As I continue to reflect on the open table, and Jesus' practice, I want to turn from my conversation with Dennis Smith's book From Symposium to Eucharist: The Banquet in the Early Christian World,which is a scholarly examination of the origins of the Eucharist to a more "popular" reflection. So, for this reflection I want to turn to Nora Gallagher's book The Sacred Meal: The Ancient Practices Series. Nora writes not as a professional theologian but as a lay Christian -- she is, to my knowledge, still a member of Trinity Episcopal Church in Santa Barbara -- a church I know well.
In the book Nora offers her position on the Open Table, noting that "if you make up a bunch of rules about who gets to take Communion and who doesn't, then Communion is reduced either to a special club with only certain kinds of people who are allowed in, or magic: "If I have confessed my sins, the something wonderful will happen. If I have not, then it won't."(The Sacred Meal: The Ancient Practices Series, p. 90).
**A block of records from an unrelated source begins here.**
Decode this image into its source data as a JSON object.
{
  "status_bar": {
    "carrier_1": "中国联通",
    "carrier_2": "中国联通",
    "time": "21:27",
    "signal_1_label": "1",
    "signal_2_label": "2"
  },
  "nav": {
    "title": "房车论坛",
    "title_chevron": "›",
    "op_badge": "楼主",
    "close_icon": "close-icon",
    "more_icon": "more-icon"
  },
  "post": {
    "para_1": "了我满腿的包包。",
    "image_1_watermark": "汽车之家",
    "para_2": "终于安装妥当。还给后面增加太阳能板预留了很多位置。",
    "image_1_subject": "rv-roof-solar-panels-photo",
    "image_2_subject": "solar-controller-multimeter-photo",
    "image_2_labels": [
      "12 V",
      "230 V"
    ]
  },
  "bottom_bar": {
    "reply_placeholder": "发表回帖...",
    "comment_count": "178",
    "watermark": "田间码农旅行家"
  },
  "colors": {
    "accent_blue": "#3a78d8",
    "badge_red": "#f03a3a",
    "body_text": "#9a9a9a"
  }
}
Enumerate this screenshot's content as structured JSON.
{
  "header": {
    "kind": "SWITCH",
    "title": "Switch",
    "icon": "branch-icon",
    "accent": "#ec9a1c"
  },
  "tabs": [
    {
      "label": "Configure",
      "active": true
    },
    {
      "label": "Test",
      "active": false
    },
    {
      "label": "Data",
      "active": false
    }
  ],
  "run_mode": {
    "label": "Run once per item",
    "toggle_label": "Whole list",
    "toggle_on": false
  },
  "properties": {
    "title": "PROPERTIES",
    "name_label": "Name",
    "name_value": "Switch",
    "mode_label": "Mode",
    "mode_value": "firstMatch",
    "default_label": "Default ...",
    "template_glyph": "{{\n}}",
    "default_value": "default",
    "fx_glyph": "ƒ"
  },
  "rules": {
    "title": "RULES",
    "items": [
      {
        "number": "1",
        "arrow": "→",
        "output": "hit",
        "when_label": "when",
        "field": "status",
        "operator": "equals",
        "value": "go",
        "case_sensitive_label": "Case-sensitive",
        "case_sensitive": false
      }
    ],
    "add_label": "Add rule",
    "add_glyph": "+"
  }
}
She continues a few pages later:
You are welcome at this table. The altar is the big table. This is the table that wants everyone there: poor and rich, women and men, children and older people, the mentally disabled and depressed, the homeless, the sane, the happy and the sad, the straight and the gay and the in-between. Thieves are welcome here, and embezzlers; so are murderers and prostitutes and sex abusers and those whom have been or are abused. Those who have had abortions are welcome here as well as those who have not. Drinking alcoholics, and those who've joined AA or have quite. Everyone. Just like the tax collectors and the blind man and the leper who followed Jesus . The gospel story that makes the most sense tome about the Eucharist is the feeding of the five thousand. Jesus didn't ask those thousands of people camped on that hillside whether they had confessed their sins or how clean they were. He fed them. (The Sacred Meal: The Ancient Practices Series, p. 92).
Now, the end result of coming to the Table could be transformation, for we all need to have transforming encounters with God, but that's not in our control. As I think about the Open Table I'm mindful of the idea that the Table is a converting ordinance.
Lest someone think that I don't take the Eucharist seriously, I need to state up front that I do take it very seriously. I believe that it is central to the life of the Christian community. I believe in frequent communion. Yes, I believe that the Eucharist is a sacred event in the life of the church, but I also believe that it is a sacrament of grace that Jesus the host shares with all who will come, wherever they may come from. As Nora puts it: "Holy Communion is an act of the imagination" (p. 94). I think too often we lack imagination, whether we offer an open or a restricted table. So, may we let our imaginations go free so that we can engage the meal in a way that honors God and proves to be transformative for all who gather around it.